- Nearest city: Anori, Amazonas
- Coordinates: 4°52′27″S 62°39′39″W﻿ / ﻿4.874145°S 62.660821°W
- Area: 1,008,167 hectares (2,491,230 acres)
- Designation: Sustainable development reserve
- Created: 5 September 2003
- Administrator: Secretaria de Estado do Meio Ambiente do Amazonas

= Piagaçu-Purus Sustainable Development Reserve =

Piagaçu-Purus Sustainable Development Reserve (Reserva de Desenvolvimento Sustentável Piagaçu-Purus) is a sustainable development reserve in the state of Amazonas, Brazil.

==Location==

Conservation units in the Purus-Madeira interfluvial.
12. Piagaçu-Purus Sustainable Development Reserve

The Piagaçu-Purus Sustainable Development Reserve (RDS) is divided between the municipalities of Tapauá (30.35%), Coari (1.37%), Anori (40.11%) and Beruri (28.17%) in the state of Amazonas.
It covers an area of 1008167 ha.
The name comes from the Tupi language: pi'á (guts, heart or stomach) and wa'su (large, wide), and means "great heart of the Purus".
There are about 85 communities of people in the reserve, who live by fishing, agriculture, hunting and extraction of timber and non-timber products.

The RDS adjoins the Abufari Biological Reserve to the southwest and the Nascentes do Lago Jari National Park to the south.
The southern part of the RDS surrounds the Itixi Mitari Indigenous Territory, and further north the RDS surrounds the Lago Aiapuá Indigenous Territory.
The Purus River runs through the RDS from southwest to northeast. The RDS contains Lago Jarí, which forms part of the eastern boundary of the southern section.
The northern part of the RDS includes Lago Aiapuá.
The RDS is accessible by boat.

==History==

The Piagaçu-Purus Sustainable Development Reserve was created by decree 23.723 of 5 September 2003, incorporating the Lago do Ayapuá Environmental Protection Area of the middle Purus River. It covered parts of the Anori, Beruri and Tapauá municipalities on the banks of the Purus, and part of the Coari municipality on the banks of the Solimões River.
It increased the protected area from 610000 ha to 1008167 ha.
Indigenous territories were excluded from the area of the RDS.

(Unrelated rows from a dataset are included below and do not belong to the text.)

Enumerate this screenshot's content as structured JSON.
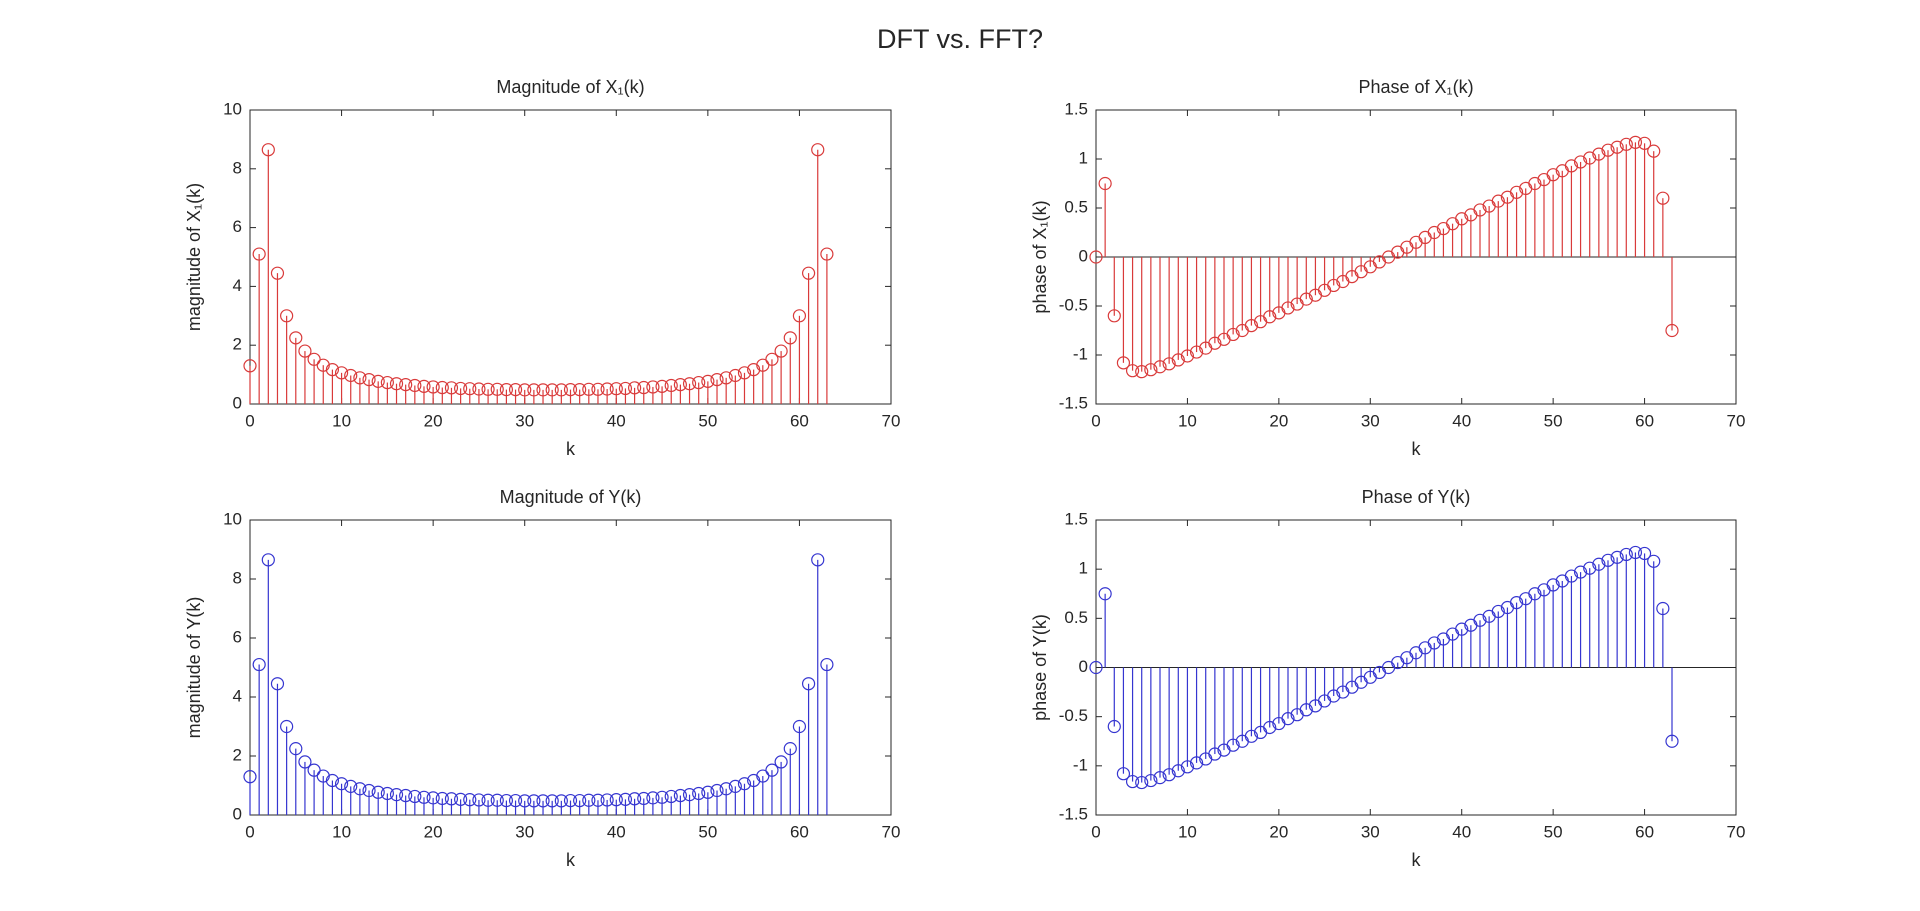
{
  "title": "DFT vs. FFT?",
  "chart_data": [
    {
      "type": "stem",
      "title": "Magnitude of X₁(k)",
      "xlabel": "k",
      "ylabel": "magnitude of X₁(k)",
      "color": "#d93a3a",
      "xlim": [
        0,
        70
      ],
      "xticks": [
        0,
        10,
        20,
        30,
        40,
        50,
        60,
        70
      ],
      "ylim": [
        0,
        10
      ],
      "yticks": [
        0,
        2,
        4,
        6,
        8,
        10
      ],
      "x": [
        0,
        1,
        2,
        3,
        4,
        5,
        6,
        7,
        8,
        9,
        10,
        11,
        12,
        13,
        14,
        15,
        16,
        17,
        18,
        19,
        20,
        21,
        22,
        23,
        24,
        25,
        26,
        27,
        28,
        29,
        30,
        31,
        32,
        33,
        34,
        35,
        36,
        37,
        38,
        39,
        40,
        41,
        42,
        43,
        44,
        45,
        46,
        47,
        48,
        49,
        50,
        51,
        52,
        53,
        54,
        55,
        56,
        57,
        58,
        59,
        60,
        61,
        62,
        63
      ],
      "values": [
        1.3,
        5.1,
        8.65,
        4.45,
        3.0,
        2.25,
        1.8,
        1.52,
        1.32,
        1.17,
        1.06,
        0.97,
        0.89,
        0.83,
        0.77,
        0.73,
        0.69,
        0.66,
        0.63,
        0.6,
        0.58,
        0.56,
        0.55,
        0.53,
        0.52,
        0.51,
        0.5,
        0.5,
        0.49,
        0.49,
        0.48,
        0.48,
        0.48,
        0.48,
        0.48,
        0.49,
        0.49,
        0.5,
        0.5,
        0.51,
        0.52,
        0.53,
        0.55,
        0.56,
        0.58,
        0.6,
        0.63,
        0.66,
        0.69,
        0.73,
        0.77,
        0.83,
        0.89,
        0.97,
        1.06,
        1.17,
        1.32,
        1.52,
        1.8,
        2.25,
        3.0,
        4.45,
        8.65,
        5.1
      ]
    },
    {
      "type": "stem",
      "title": "Phase of X₁(k)",
      "xlabel": "k",
      "ylabel": "phase of X₁(k)",
      "color": "#d93a3a",
      "xlim": [
        0,
        70
      ],
      "xticks": [
        0,
        10,
        20,
        30,
        40,
        50,
        60,
        70
      ],
      "ylim": [
        -1.5,
        1.5
      ],
      "yticks": [
        -1.5,
        -1,
        -0.5,
        0,
        0.5,
        1,
        1.5
      ],
      "x": [
        0,
        1,
        2,
        3,
        4,
        5,
        6,
        7,
        8,
        9,
        10,
        11,
        12,
        13,
        14,
        15,
        16,
        17,
        18,
        19,
        20,
        21,
        22,
        23,
        24,
        25,
        26,
        27,
        28,
        29,
        30,
        31,
        32,
        33,
        34,
        35,
        36,
        37,
        38,
        39,
        40,
        41,
        42,
        43,
        44,
        45,
        46,
        47,
        48,
        49,
        50,
        51,
        52,
        53,
        54,
        55,
        56,
        57,
        58,
        59,
        60,
        61,
        62,
        63
      ],
      "values": [
        0,
        0.75,
        -0.6,
        -1.08,
        -1.16,
        -1.17,
        -1.15,
        -1.12,
        -1.09,
        -1.05,
        -1.01,
        -0.97,
        -0.93,
        -0.88,
        -0.84,
        -0.79,
        -0.75,
        -0.7,
        -0.66,
        -0.61,
        -0.57,
        -0.52,
        -0.48,
        -0.43,
        -0.39,
        -0.34,
        -0.29,
        -0.25,
        -0.2,
        -0.15,
        -0.1,
        -0.05,
        0,
        0.05,
        0.1,
        0.15,
        0.2,
        0.25,
        0.29,
        0.34,
        0.39,
        0.43,
        0.48,
        0.52,
        0.57,
        0.61,
        0.66,
        0.7,
        0.75,
        0.79,
        0.84,
        0.88,
        0.93,
        0.97,
        1.01,
        1.05,
        1.09,
        1.12,
        1.15,
        1.17,
        1.16,
        1.08,
        0.6,
        -0.75
      ]
    },
    {
      "type": "stem",
      "title": "Magnitude of Y(k)",
      "xlabel": "k",
      "ylabel": "magnitude of Y(k)",
      "color": "#3535d0",
      "xlim": [
        0,
        70
      ],
      "xticks": [
        0,
        10,
        20,
        30,
        40,
        50,
        60,
        70
      ],
      "ylim": [
        0,
        10
      ],
      "yticks": [
        0,
        2,
        4,
        6,
        8,
        10
      ],
      "x": [
        0,
        1,
        2,
        3,
        4,
        5,
        6,
        7,
        8,
        9,
        10,
        11,
        12,
        13,
        14,
        15,
        16,
        17,
        18,
        19,
        20,
        21,
        22,
        23,
        24,
        25,
        26,
        27,
        28,
        29,
        30,
        31,
        32,
        33,
        34,
        35,
        36,
        37,
        38,
        39,
        40,
        41,
        42,
        43,
        44,
        45,
        46,
        47,
        48,
        49,
        50,
        51,
        52,
        53,
        54,
        55,
        56,
        57,
        58,
        59,
        60,
        61,
        62,
        63
      ],
      "values": [
        1.3,
        5.1,
        8.65,
        4.45,
        3.0,
        2.25,
        1.8,
        1.52,
        1.32,
        1.17,
        1.06,
        0.97,
        0.89,
        0.83,
        0.77,
        0.73,
        0.69,
        0.66,
        0.63,
        0.6,
        0.58,
        0.56,
        0.55,
        0.53,
        0.52,
        0.51,
        0.5,
        0.5,
        0.49,
        0.49,
        0.48,
        0.48,
        0.48,
        0.48,
        0.48,
        0.49,
        0.49,
        0.5,
        0.5,
        0.51,
        0.52,
        0.53,
        0.55,
        0.56,
        0.58,
        0.6,
        0.63,
        0.66,
        0.69,
        0.73,
        0.77,
        0.83,
        0.89,
        0.97,
        1.06,
        1.17,
        1.32,
        1.52,
        1.8,
        2.25,
        3.0,
        4.45,
        8.65,
        5.1
      ]
    },
    {
      "type": "stem",
      "title": "Phase of Y(k)",
      "xlabel": "k",
      "ylabel": "phase of Y(k)",
      "color": "#3535d0",
      "xlim": [
        0,
        70
      ],
      "xticks": [
        0,
        10,
        20,
        30,
        40,
        50,
        60,
        70
      ],
      "ylim": [
        -1.5,
        1.5
      ],
      "yticks": [
        -1.5,
        -1,
        -0.5,
        0,
        0.5,
        1,
        1.5
      ],
      "x": [
        0,
        1,
        2,
        3,
        4,
        5,
        6,
        7,
        8,
        9,
        10,
        11,
        12,
        13,
        14,
        15,
        16,
        17,
        18,
        19,
        20,
        21,
        22,
        23,
        24,
        25,
        26,
        27,
        28,
        29,
        30,
        31,
        32,
        33,
        34,
        35,
        36,
        37,
        38,
        39,
        40,
        41,
        42,
        43,
        44,
        45,
        46,
        47,
        48,
        49,
        50,
        51,
        52,
        53,
        54,
        55,
        56,
        57,
        58,
        59,
        60,
        61,
        62,
        63
      ],
      "values": [
        0,
        0.75,
        -0.6,
        -1.08,
        -1.16,
        -1.17,
        -1.15,
        -1.12,
        -1.09,
        -1.05,
        -1.01,
        -0.97,
        -0.93,
        -0.88,
        -0.84,
        -0.79,
        -0.75,
        -0.7,
        -0.66,
        -0.61,
        -0.57,
        -0.52,
        -0.48,
        -0.43,
        -0.39,
        -0.34,
        -0.29,
        -0.25,
        -0.2,
        -0.15,
        -0.1,
        -0.05,
        0,
        0.05,
        0.1,
        0.15,
        0.2,
        0.25,
        0.29,
        0.34,
        0.39,
        0.43,
        0.48,
        0.52,
        0.57,
        0.61,
        0.66,
        0.7,
        0.75,
        0.79,
        0.84,
        0.88,
        0.93,
        0.97,
        1.01,
        1.05,
        1.09,
        1.12,
        1.15,
        1.17,
        1.16,
        1.08,
        0.6,
        -0.75
      ]
    }
  ]
}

On 27 December 2006 the Instituto Nacional de Colonização e Reforma Agrária (INCRA: National Institute for Colonization and Agrarian Reform) recognised the reserve with an area of 617371 ha as meeting the needs of 700 families of rural farmers, who could thus participate in PRONAF.
This was amended to 990 families on 10 October 2008.
The consultative council was created on 11 March 2010.
The management plan was published on 31 December 2010, although it was not made official through an ordinance or legislative instrument.

Scientific research is conducted through cooperation between IPAAM/SDS and the Instituto Piagaçu, with a floating support base on Lago Ayapuá.
As of 2016 the reserve was covered by the Amazon Region Protected Areas Program.

==Environment==

The RDS a large part of the 2100000 ha of floodplain of the Purus River, and contains over 200 lakes.
About 40% of the RDS is floodplain and 60% terra firma forest, but the flat relief and homogeneous vegetation suggest that the dry land has been flooded in the recent past.
The RDS has high biological importance, with great biodiversity of fish and all the known species of aquatic mammals in the Amazon including Amazon river dolphin (Inia geoffrensis), tucuxi (Sotalia fluviatilis), Amazonian manatee (Trichechus inunguis), neotropical otter (Lontra longicaudis) and giant otter (Pteronura brasiliensis).
There are large populations of turtles and alligators.
The wetlands and várzea fields are feeding areas for migratory birds, of which 40 species have been registered including 17 species that eat only fish.
It holds the most species of primates of any Amazon reserve, with at least 13 identified species.